Details

    • Type: Bug Bug
    • Status: Closed
    • Priority: Major Major
    • Resolution: Fixed
    • Affects Version/s: 5.3
    • Fix Version/s: 5.3, 6.0
    • Component/s: None
    • Labels:
      None

      Description

      java8, branch_5x & trunk, r1686892

      Original failure here (Linux): <http://jenkins.sarowe.net/job/Lucene-Solr-tests-5.x-Java8/144/>

      Reproduces for me on OS X 10.10 on branch_5x, but on trunk failed to reproduce the one time I tried it.

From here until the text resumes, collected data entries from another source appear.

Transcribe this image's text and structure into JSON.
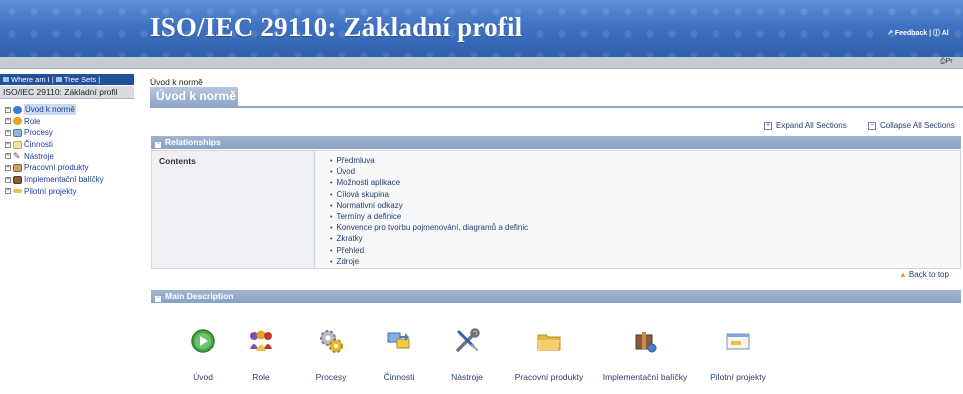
{
  "header": {
    "title": "ISO/IEC 29110: Základní profil",
    "feedback_label": "Feedback",
    "separator": "|",
    "extra_link": "Al",
    "print_label": "Pr",
    "brand_color": "#3f73c2"
  },
  "nav": {
    "toolbar_where": "Where am I",
    "toolbar_sep": "|",
    "toolbar_tree": "Tree Sets",
    "breadcrumb": "ISO/IEC 29110: Základní profil",
    "items": [
      {
        "label": "Úvod k normě",
        "icon": "intro-icon",
        "selected": true
      },
      {
        "label": "Role",
        "icon": "roles-icon",
        "selected": false
      },
      {
        "label": "Procesy",
        "icon": "process-icon",
        "selected": false
      },
      {
        "label": "Činnosti",
        "icon": "activity-icon",
        "selected": false
      },
      {
        "label": "Nástroje",
        "icon": "tools-icon",
        "selected": false
      },
      {
        "label": "Pracovní produkty",
        "icon": "workproduct-icon",
        "selected": false
      },
      {
        "label": "Implementační balíčky",
        "icon": "package-icon",
        "selected": false
      },
      {
        "label": "Pilotní projekty",
        "icon": "pilot-icon",
        "selected": false
      }
    ]
  },
  "main": {
    "path": "Úvod k normě",
    "tab_label": "Úvod k normě",
    "expand_all": "Expand All Sections",
    "collapse_all": "Collapse All Sections",
    "relationships": {
      "header": "Relationships",
      "label": "Contents",
      "items": [
        "Předmluva",
        "Úvod",
        "Možnosti aplikace",
        "Cílová skupina",
        "Normativní odkazy",
        "Termíny a definice",
        "Konvence pro tvorbu pojmenování, diagramů a definic",
        "Zkratky",
        "Přehled",
        "Zdroje"
      ]
    },
    "back_to_top": "Back to top",
    "main_description": {
      "header": "Main Description",
      "tiles": [
        {
          "label": "Úvod",
          "icon": "play-icon"
        },
        {
          "label": "Role",
          "icon": "roles-icon"
        },
        {
          "label": "Procesy",
          "icon": "gears-icon"
        },
        {
          "label": "Činnosti",
          "icon": "activity-icon"
        },
        {
          "label": "Nástroje",
          "icon": "wrench-screwdriver-icon"
        },
        {
          "label": "Pracovní produkty",
          "icon": "folder-icon"
        },
        {
          "label": "Implementační balíčky",
          "icon": "package-icon"
        },
        {
          "label": "Pilotní projekty",
          "icon": "pilot-icon"
        }
      ]
    }
  }
}
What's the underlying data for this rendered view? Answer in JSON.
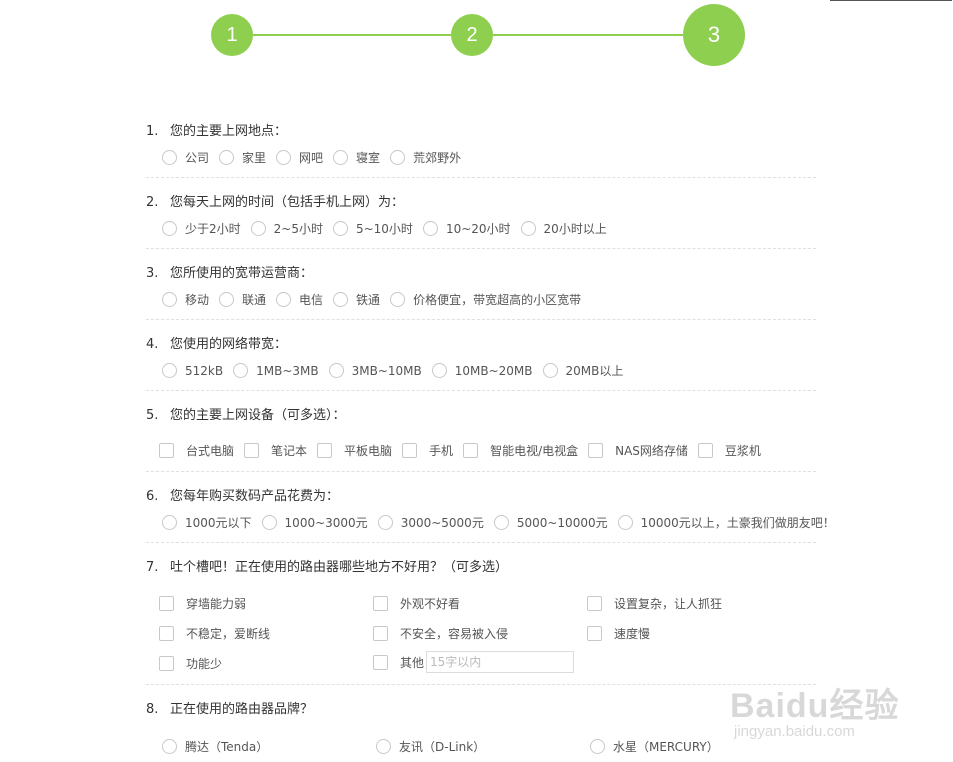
{
  "steps": [
    "1",
    "2",
    "3"
  ],
  "accent_color": "#8fcf4f",
  "questions": [
    {
      "num": "1.",
      "title": "您的主要上网地点：",
      "type": "radio",
      "options": [
        "公司",
        "家里",
        "网吧",
        "寝室",
        "荒郊野外"
      ]
    },
    {
      "num": "2.",
      "title": "您每天上网的时间（包括手机上网）为：",
      "type": "radio",
      "options": [
        "少于2小时",
        "2~5小时",
        "5~10小时",
        "10~20小时",
        "20小时以上"
      ]
    },
    {
      "num": "3.",
      "title": "您所使用的宽带运营商：",
      "type": "radio",
      "options": [
        "移动",
        "联通",
        "电信",
        "铁通",
        "价格便宜，带宽超高的小区宽带"
      ]
    },
    {
      "num": "4.",
      "title": "您使用的网络带宽：",
      "type": "radio",
      "options": [
        "512kB",
        "1MB~3MB",
        "3MB~10MB",
        "10MB~20MB",
        "20MB以上"
      ]
    },
    {
      "num": "5.",
      "title": "您的主要上网设备（可多选）：",
      "type": "checkbox",
      "options": [
        "台式电脑",
        "笔记本",
        "平板电脑",
        "手机",
        "智能电视/电视盒",
        "NAS网络存储",
        "豆浆机"
      ]
    },
    {
      "num": "6.",
      "title": "您每年购买数码产品花费为：",
      "type": "radio",
      "options": [
        "1000元以下",
        "1000~3000元",
        "3000~5000元",
        "5000~10000元",
        "10000元以上，土豪我们做朋友吧！"
      ]
    },
    {
      "num": "7.",
      "title": "吐个槽吧！正在使用的路由器哪些地方不好用？（可多选）",
      "type": "checkbox-grid",
      "options": [
        "穿墙能力弱",
        "外观不好看",
        "设置复杂，让人抓狂",
        "不稳定，爱断线",
        "不安全，容易被入侵",
        "速度慢",
        "功能少",
        "其他"
      ],
      "other_placeholder": "15字以内"
    },
    {
      "num": "8.",
      "title": "正在使用的路由器品牌？",
      "type": "radio",
      "options": [
        "腾达（Tenda）",
        "友讯（D-Link）",
        "水星（MERCURY）"
      ]
    }
  ],
  "watermark": {
    "logo": "Baidu经验",
    "url": "jingyan.baidu.com"
  }
}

         [junit4]   2> NOTE: reproduce with: ant test  -Dtestcase=TestCloudPivotFacet -Dtests.method=test -Dtests.seed=2701C0115CD1BF95 -Dtests.slow=true -Dtests.locale=ja_JP -Dtests.timezone=America/Scoresbysund -Dtests.asserts=true -Dtests.file.encoding=ISO-8859-1
         [junit4] FAILURE 42.6s | TestCloudPivotFacet.test <<<
         [junit4]    > Throwable #1: java.lang.AssertionError: {main(facet=true&facet.pivot=%7B%21stats%3Dst1%7Dpivot_y_s1%2Cdense_pivot_y_s%2Cdense_pivot_ti1&facet.limit=9&facet.sort=index),extra(rows=0&q=id%3A%5B*+TO+304%5D&stats=true&stats.field=%7B%21key%3Dsk1+tag%3Dst1%2Cst2%7Dpivot_tf1&stats.field=%7B%21key%3Dsk2+tag%3Dst2%2Cst3%7Dpivot_x_s&stats.field=%7B%21key%3Dsk3+tag%3Dst3%2Cst4%7Ddense_pivot_ti1&_test_sort=index)} ==> Mean of sk1 => pivot_y_s1,dense_pivot_y_s,dense_pivot_ti1: {params(rows=0),defaults({main(rows=0&q=id%3A%5B*+TO+304%5D&stats=true&stats.field=%7B%21key%3Dsk1+tag%3Dst1%2Cst2%7Dpivot_tf1&stats.field=%7B%21key%3Dsk2+tag%3Dst2%2Cst3%7Dpivot_x_s&stats.field=%7B%21key%3Dsk3+tag%3Dst3%2Cst4%7Ddense_pivot_ti1&_test_sort=index),extra(fq=%7B%21term+f%3Dpivot_y_s1%7Dh)})} expected:<-1.4136202738271603E8> but was:<-1.4136202738271606E8>
         [junit4]    > 	at __randomizedtesting.SeedInfo.seed([2701C0115CD1BF95:AF55FFCBF22DD26D]:0)
         [junit4]    > 	at org.apache.solr.cloud.TestCloudPivotFacet.assertPivotCountsAreCorrect(TestCloudPivotFacet.java:281)
         [junit4]    > 	at org.apache.solr.cloud.TestCloudPivotFacet.test(TestCloudPivotFacet.java:228)
         [junit4]    > 	at org.apache.solr.BaseDistributedSearchTestCase$ShardsRepeatRule$ShardsFixedStatement.callStatement(BaseDistributedSearchTestCase.java:960)
         [junit4]    > 	at org.apache.solr.BaseDistributedSearchTestCase$ShardsRepeatRule$ShardsStatement.evaluate(BaseDistributedSearchTestCase.java:935)
         [junit4]    > 	at java.lang.Thread.run(Thread.java:745)
         [junit4]    > Caused by: java.lang.AssertionError: Mean of sk1 => pivot_y_s1,dense_pivot_y_s,dense_pivot_ti1: {params(rows=0),defaults({main(rows=0&q=id%3A%5B*+TO+304%5D&stats=true&stats.field=%7B%21key%3Dsk1+tag%3Dst1%2Cst2%7Dpivot_tf1&stats.field=%7B%21key%3Dsk2+tag%3Dst2%2Cst3%7Dpivot_x_s&stats.field=%7B%21key%3Dsk3+tag%3Dst3%2Cst4%7Ddense_pivot_ti1&_test_sort=index),extra(fq=%7B%21term+f%3Dpivot_y_s1%7Dh)})} expected:<-1.4136202738271603E8> but was:<-1.4136202738271606E8>
         [junit4]    > 	at org.apache.solr.cloud.TestCloudPivotFacet.assertPivotStats(TestCloudPivotFacet.java:383)
         [junit4]    > 	at org.apache.solr.cloud.TestCloudPivotFacet.assertPivotData(TestCloudPivotFacet.java:339)
         [junit4]    > 	at org.apache.solr.cloud.TestCloudPivotFacet.assertPivotCountsAreCorrect(TestCloudPivotFacet.java:302)
         [junit4]    > 	at org.apache.solr.cloud.TestCloudPivotFacet.assertPivotCountsAreCorrect(TestCloudPivotFacet.java:271)
         [junit4]    > 	... 42 more
       
      1. SOLR-7712.patch
        8 kB
        Hoss Man
      2. SOLR-7712.patch
        7 kB
        Hoss Man

        Activity

        Hide
        Hoss Man added a comment -

        TL;DR: I think this test needs some some small deltas when doing float/double comparisons – but i want to think about it a bit more.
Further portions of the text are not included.